Public want NHS staff to get early and significant pay rise

Pay award should be in place before the end of the year

A majority of the public (69%) think all NHS staff should get an early pay rise before the end of this year, according to a UNISON/Savanta ComRes poll published today (Wednesday).

The findings also highlight how two thirds (66%) of the public believe a wage increase for employees – including healthcare assistants, nurses, hospital porters, midwives, paramedics and cleaners – should be significant in light of the Covid-19 pandemic.

The results send a clear message to the government that there’s substantial public support for a new pay deal to be agreed now for health service workers, many of whom have risked their own safety to protect everyone else, says UNISON.

At the start of the month, UNISON and 13 other health unions – representing more than 1.3 million NHS employees across the UK – urged the Chancellor and Prime Minister to provide the funding for an early pay rise for all staff.

Health workers are currently in the final year of a three-year deal. They’re due a pay rise next April, but unions want the government to show its appreciation for NHS staff by bringing it forward to this year.

However, the government failed to commit to an early pay rise last week when wage increases for 900,000 workers elsewhere in the public sector were announced.

Chancellor Rishi Sunak also warned of restraint in future public sector pay awards in a letter to government departments.

The poll of more than 2,000 people found that almost three quarters (73%) backed an early pay rise for NHS staff between now and the end of March.

Most (69%) think it should be awarded before the end of the year, and nearly two in five (39%) believe the government should increase the pay of NHS staff immediately.

The study found that just one in ten (10%) think health workers should wait until next April for a rise. A minority (6%) believe any wage increase should be postponed until the government judges the time appropriate.

An overwhelming majority of the public (85%) believe pay should increase, including fewer than one in five (19%) who thought NHS staff should only get a small rise. This compared with nearly two in five (39%) who backed a medium increase, and more than a quarter (27%) a large one.

Commenting on the findings, UNISON head of health Sara Gorton said: “Last week was the perfect opportunity for the government to show it’s in tune with public opinion and commit to an early pay rise for NHS staff.

“It’s clear the public backs an early increase and to ignore them would be at the government’s own peril. Any attempt to deny staff a significant wage increase could rebound badly.

“A wage increase needs sorting right away so the NHS is fit to face the winter ahead and all that may bring. It would help boost the economy too, as health workers spend the extra money in their pockets locally.

“Health unions have made a clear and reasonable case – it’s down to the government to act and prove how much it values the NHS and its staff. Enough of hands together – people want to see hands in pockets, and now.”

Support for an early 2020 pay rise was highest among younger adults aged 18-34 (74%), ahead of those aged 35-54 (69%) or aged over 55 (65%).

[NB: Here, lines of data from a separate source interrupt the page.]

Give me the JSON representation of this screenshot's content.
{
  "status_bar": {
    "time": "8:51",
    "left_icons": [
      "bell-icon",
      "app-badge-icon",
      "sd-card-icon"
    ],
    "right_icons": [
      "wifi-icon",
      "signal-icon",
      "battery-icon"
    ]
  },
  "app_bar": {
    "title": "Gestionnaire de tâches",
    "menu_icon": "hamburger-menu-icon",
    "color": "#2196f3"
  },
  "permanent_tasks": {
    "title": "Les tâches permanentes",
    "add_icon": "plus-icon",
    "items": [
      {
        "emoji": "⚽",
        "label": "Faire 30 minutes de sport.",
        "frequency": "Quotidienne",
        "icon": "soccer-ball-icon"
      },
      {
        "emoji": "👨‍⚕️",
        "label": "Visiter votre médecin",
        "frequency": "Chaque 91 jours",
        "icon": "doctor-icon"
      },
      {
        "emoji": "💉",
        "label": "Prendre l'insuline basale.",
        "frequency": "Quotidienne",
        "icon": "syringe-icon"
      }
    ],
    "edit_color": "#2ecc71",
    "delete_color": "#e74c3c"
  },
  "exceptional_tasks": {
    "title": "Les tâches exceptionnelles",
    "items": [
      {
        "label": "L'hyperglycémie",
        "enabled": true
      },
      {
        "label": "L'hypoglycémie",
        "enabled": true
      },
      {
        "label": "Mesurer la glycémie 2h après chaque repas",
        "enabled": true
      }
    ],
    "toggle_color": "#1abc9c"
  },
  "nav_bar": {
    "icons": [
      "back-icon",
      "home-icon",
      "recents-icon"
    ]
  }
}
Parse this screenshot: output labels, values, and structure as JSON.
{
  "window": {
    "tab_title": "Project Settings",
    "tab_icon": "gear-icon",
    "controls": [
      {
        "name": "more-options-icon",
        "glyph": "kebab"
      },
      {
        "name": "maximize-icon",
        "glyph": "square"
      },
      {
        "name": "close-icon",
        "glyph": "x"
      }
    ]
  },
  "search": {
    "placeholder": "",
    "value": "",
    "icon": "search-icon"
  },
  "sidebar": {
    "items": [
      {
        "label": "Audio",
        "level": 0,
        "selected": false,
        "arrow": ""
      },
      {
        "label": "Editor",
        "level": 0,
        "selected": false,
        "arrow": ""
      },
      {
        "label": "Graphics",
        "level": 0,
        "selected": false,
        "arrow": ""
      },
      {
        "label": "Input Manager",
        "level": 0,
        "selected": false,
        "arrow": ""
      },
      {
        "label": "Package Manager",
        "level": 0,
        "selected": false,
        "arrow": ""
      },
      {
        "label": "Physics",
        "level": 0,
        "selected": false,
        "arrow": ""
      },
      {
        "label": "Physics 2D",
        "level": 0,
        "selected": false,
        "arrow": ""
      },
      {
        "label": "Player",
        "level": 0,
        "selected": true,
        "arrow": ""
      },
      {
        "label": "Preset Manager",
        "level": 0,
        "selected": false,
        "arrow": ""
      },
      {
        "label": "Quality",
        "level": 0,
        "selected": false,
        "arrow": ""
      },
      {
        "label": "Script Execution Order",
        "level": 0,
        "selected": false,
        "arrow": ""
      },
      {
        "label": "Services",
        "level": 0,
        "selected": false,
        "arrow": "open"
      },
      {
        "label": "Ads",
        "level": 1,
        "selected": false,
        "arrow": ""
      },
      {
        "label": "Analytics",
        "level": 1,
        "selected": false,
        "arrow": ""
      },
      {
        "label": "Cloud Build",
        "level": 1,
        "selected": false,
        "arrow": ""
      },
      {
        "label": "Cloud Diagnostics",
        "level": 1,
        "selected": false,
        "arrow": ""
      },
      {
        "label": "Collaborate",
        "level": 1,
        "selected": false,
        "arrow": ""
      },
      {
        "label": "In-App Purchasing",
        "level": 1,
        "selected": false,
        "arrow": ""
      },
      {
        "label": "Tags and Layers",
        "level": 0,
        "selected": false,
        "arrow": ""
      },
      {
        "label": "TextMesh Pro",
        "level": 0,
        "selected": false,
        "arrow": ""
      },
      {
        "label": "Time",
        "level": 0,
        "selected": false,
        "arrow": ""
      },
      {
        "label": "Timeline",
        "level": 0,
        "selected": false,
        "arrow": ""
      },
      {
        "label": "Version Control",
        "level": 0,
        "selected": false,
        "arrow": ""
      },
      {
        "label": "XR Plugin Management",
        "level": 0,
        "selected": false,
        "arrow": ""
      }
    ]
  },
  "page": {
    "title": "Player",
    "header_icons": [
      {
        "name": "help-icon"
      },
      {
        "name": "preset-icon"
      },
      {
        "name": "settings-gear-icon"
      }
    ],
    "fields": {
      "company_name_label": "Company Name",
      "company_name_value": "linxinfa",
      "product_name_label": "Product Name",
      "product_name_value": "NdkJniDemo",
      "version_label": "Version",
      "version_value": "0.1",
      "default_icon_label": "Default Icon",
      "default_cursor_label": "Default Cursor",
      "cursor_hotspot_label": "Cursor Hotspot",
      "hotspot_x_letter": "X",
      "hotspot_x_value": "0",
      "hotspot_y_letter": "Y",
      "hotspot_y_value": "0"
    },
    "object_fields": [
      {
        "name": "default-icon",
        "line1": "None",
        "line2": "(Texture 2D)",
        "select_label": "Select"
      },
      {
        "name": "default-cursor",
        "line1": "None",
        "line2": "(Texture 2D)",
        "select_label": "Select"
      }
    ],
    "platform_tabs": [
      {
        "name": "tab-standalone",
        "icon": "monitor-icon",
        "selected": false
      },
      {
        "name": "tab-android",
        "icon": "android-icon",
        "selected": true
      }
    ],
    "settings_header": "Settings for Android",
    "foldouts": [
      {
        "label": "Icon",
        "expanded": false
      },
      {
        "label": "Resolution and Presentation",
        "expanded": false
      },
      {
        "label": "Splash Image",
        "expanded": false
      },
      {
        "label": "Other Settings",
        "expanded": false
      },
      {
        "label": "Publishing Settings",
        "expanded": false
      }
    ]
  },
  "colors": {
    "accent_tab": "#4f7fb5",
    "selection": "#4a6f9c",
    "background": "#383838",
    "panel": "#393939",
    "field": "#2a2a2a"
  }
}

Women are bigger backers of a significant wage rise for NHS staff, with three in ten (30%) backing a large increase as opposed to just a quarter of men (24%).

Notes to editors:
– The poll was carried out by Savanta ComRes who surveyed 2,085 UK adults between 17 and 19 July 2020. Data were weighted to be demographically representative of all UK adults. Savanta ComRes is a member of the British Polling Council and abides by its rules. Full tables at
– A number of NHS workers are available to speak to the media including:

Karen Kearney, a bereavement officer at Liverpool Heart & Chest NHS Foundation Trust which took overspill Covid-19 cases from other hospitals. She said: “Visitors weren’t allowed so patients had to come into hospital alone. Often the last time people saw their loved ones was when they came in poorly. It was very difficult and emotional work.

“The government briefings were all about ‘we love the NHS’ and people were cheering for us. But now there’s a sense we’ve been forgotten about. An early pay rise is needed now.”

Darren Tudor-Green, a health care assistant at the Royal Devon & Exeter Hospital volunteered to look after Covid-19 patients. He said: “We’ve been willing to put our lives on hold and on the line to ensure people get the best possible care when they need it most. “The team in which I work is full of people who, even before the pandemic, put their jobs above everything else. They deserve to be recognised for that. I hope the government can see that we really are the key workers keeping the country running.”

– UNISON is the UK’s largest union, with more than 1.3 million members providing public services – in education, local government, the NHS, police service and energy. They are employed in the public, voluntary and private sectors.